SHOWCASE

A Taste of Rock 'n' Roll History

July/August 2002

Reading time min

A Taste of Rock 'n' Roll History

Rare Air Media

Nobody talks about the food at the Hard Rock Cafe. They are too busy looking at the stuff on the walls.

Patrons of the world-famous restaurant chain can see Elvis’s white jumpsuit and Jim Morrison’s leather pants, Bob Dylan’s handwritten lyrics and Charlie Parker’s union card. And a trove of about 65,000 other pieces of memorabilia that “brashly flaunts both the sacred and the profane, the profound and the trivial,” according to a new book that chronicles the collection.

Treasures of the Hard Rock Cafe (Rare Air Media, 2001), by Paul Grushkin and Joel Selvin, is a 300-page trip through the accoutrements of rock history. It tells the story of the restaurant, which opened in London in 1971, and highlights its acquisitions mostly through photographs and anecdotes. (Early patron Eric Clapton gave the owners one of his guitars, launching the memorabilia motif that became the Hard Rock’s signature.)

Although it describes with worshipful awe the Hard Rock’s enormous collection, the coffee-table book is mostly a paean to the music and culture of rock ’n’ roll itself. It underlines the strange appeal of, for example, “the stinky leather motorcycle jacket” owned by Sex Pistols bassist Sid Vicious, and the significance of the original metal sign from the Casbah Club in Liverpool, the basement venue where the Beatles first played. “Despite its sometimes lofty virtues, rock and roll is not a lofty art. A rock and roll museum should be somewhere between a cathedral and a whorehouse. The Hard Rock managed to find that elusive middle ground,” according to Treasures.

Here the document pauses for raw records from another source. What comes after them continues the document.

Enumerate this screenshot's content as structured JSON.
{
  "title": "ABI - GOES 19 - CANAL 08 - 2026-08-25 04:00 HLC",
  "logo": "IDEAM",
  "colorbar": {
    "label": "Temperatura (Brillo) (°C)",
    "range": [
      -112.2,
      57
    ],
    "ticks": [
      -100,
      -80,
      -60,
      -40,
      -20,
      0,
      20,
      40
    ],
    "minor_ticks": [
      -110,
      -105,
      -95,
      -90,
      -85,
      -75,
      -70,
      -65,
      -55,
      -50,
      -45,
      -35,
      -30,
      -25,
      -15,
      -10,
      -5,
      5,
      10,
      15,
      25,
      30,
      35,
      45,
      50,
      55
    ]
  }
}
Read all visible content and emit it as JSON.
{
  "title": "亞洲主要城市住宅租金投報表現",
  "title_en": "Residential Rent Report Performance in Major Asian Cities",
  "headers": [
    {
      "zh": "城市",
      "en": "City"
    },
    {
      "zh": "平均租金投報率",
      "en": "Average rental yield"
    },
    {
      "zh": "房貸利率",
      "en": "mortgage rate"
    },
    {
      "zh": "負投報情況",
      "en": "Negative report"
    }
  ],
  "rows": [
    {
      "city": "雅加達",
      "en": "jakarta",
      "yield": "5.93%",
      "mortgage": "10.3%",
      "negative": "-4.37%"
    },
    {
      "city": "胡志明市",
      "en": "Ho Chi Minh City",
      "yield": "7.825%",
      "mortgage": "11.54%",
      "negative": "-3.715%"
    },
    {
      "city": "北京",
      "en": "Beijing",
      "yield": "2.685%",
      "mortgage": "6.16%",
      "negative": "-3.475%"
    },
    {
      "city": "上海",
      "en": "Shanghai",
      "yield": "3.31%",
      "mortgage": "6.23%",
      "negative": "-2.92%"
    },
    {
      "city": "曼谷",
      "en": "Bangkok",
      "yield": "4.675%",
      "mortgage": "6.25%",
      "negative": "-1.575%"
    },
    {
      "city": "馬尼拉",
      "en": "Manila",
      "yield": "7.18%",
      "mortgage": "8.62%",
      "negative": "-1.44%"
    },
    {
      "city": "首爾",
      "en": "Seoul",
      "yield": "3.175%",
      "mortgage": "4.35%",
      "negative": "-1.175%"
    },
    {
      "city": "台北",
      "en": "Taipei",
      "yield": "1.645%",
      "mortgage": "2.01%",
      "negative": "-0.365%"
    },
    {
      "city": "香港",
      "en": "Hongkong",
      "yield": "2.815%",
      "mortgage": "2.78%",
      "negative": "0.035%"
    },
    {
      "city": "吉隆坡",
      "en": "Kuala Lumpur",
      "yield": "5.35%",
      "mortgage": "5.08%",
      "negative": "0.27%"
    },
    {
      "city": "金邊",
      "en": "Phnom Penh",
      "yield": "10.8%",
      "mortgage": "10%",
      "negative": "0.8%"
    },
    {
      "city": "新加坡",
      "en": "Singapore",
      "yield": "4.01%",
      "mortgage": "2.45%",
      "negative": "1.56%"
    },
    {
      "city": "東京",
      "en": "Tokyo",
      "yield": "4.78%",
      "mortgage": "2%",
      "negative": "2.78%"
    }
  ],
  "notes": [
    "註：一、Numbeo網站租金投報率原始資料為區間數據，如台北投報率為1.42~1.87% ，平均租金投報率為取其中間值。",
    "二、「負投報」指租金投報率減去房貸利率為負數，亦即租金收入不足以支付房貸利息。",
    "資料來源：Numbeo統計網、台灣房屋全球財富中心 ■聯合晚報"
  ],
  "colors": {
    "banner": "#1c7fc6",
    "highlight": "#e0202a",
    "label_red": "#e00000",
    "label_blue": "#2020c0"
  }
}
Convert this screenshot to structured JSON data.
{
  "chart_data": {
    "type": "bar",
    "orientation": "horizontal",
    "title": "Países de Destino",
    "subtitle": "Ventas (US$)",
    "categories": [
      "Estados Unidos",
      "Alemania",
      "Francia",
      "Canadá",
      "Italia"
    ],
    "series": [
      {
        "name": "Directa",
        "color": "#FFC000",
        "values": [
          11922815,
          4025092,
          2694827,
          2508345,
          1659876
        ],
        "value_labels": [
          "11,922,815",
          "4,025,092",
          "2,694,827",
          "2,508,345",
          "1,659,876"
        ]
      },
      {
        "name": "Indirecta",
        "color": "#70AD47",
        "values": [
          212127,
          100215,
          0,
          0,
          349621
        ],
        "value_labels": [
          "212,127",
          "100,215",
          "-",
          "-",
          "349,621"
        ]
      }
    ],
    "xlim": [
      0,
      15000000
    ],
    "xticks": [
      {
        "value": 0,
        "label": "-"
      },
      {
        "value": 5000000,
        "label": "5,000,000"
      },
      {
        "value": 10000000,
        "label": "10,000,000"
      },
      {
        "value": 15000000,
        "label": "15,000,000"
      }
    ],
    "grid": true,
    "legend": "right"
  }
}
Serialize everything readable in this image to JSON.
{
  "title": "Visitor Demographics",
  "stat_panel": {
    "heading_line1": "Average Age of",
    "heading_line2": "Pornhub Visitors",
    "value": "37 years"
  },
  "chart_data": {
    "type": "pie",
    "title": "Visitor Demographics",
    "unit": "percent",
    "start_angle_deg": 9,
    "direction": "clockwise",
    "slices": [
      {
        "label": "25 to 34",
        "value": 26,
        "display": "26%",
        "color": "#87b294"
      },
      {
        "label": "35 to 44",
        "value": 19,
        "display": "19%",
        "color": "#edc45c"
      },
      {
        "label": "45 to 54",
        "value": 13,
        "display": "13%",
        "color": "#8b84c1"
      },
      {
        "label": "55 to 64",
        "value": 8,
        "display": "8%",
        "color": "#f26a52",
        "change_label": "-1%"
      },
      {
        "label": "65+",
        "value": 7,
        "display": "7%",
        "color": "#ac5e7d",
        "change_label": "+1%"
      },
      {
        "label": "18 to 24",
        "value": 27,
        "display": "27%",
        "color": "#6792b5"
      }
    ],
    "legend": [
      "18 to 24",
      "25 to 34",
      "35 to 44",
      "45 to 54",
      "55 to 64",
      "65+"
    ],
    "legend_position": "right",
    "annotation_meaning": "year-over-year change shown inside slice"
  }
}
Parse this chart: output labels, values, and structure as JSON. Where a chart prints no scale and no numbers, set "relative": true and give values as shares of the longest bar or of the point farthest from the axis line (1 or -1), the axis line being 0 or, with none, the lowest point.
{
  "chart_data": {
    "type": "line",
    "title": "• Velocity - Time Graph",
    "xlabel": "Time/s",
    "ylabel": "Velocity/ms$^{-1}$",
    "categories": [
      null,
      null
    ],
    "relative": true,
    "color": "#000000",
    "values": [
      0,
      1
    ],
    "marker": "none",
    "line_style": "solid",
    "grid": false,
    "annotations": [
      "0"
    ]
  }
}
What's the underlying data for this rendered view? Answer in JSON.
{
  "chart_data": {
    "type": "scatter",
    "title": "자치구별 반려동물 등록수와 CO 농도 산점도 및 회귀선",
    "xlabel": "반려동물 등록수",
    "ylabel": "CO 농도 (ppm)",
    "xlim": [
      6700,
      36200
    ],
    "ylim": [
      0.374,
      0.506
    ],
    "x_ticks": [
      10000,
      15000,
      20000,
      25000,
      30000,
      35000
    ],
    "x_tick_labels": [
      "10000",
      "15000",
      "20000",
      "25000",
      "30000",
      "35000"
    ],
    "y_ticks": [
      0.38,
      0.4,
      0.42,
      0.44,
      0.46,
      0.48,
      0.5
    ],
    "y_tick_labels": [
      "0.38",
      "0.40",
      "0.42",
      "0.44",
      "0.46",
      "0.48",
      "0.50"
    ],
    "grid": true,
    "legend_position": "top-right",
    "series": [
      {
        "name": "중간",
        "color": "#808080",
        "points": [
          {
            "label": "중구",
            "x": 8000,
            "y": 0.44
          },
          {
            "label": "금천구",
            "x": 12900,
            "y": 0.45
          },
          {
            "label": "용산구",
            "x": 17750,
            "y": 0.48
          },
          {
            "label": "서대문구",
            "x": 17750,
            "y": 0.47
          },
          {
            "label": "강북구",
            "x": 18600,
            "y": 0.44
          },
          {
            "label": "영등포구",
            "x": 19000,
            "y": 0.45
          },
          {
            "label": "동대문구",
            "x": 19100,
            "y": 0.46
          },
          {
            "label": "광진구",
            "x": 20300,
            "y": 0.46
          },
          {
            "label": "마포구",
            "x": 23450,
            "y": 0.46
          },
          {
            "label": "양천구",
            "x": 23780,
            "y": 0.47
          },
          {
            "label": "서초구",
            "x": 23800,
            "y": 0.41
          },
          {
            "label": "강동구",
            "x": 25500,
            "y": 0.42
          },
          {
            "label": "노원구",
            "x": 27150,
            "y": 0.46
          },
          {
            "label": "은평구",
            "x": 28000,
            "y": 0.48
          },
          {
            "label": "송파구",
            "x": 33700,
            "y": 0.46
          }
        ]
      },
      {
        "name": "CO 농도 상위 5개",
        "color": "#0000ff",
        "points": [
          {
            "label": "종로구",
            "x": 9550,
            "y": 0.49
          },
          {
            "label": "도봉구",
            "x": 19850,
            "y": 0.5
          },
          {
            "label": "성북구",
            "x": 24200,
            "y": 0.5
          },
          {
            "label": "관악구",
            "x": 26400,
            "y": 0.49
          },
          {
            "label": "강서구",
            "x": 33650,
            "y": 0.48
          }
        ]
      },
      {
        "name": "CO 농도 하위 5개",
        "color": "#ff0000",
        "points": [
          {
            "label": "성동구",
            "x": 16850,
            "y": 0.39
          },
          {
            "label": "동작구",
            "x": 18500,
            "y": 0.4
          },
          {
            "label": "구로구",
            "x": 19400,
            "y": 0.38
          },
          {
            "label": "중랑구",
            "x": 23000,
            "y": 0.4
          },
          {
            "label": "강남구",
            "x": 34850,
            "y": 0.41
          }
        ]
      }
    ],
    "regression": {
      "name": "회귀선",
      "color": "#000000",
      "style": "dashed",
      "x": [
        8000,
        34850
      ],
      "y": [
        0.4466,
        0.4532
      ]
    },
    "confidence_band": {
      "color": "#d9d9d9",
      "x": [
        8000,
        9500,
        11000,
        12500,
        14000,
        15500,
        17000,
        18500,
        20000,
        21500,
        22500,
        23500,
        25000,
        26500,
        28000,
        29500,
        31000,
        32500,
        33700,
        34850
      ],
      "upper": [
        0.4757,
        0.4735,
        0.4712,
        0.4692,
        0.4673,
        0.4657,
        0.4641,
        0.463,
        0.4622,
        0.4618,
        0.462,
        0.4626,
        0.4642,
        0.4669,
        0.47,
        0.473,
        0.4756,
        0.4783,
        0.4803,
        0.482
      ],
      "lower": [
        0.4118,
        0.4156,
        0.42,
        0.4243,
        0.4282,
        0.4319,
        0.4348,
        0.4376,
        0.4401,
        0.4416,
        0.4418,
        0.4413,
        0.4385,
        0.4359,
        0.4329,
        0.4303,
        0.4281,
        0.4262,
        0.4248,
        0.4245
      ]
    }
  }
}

Grushkin, ’74, has written two other books about rock music, Grateful Dead: the Official Book of the Dead Heads (William Morrow, 1983) and The Art of Rock: Posters from Presley to Punk (Abbeville, 1987). He spent 25 years in rock ’n’ roll merchandising after his course work in African and Afro-American studies at Stanford deepened both his interest in and knowledge of black music and its rich history.

“I was trying to figure out where rock ’n’ roll came from,” says Grushkin, who credits professor and mentor St. Clair Drake for nurturing his passion.He recalls “night after night at the Fillmore” during his sophomore year listening to the Grateful Dead and then writing papers about how their music was rooted in the rhythms of King Oliver and the Creole Jazz Band from the 1920s.

The Hard Rock’s collection, he says, reflects the inclusiveness of rock’s brief but colorful life so far. “It’s a cultural watering hole,” he says.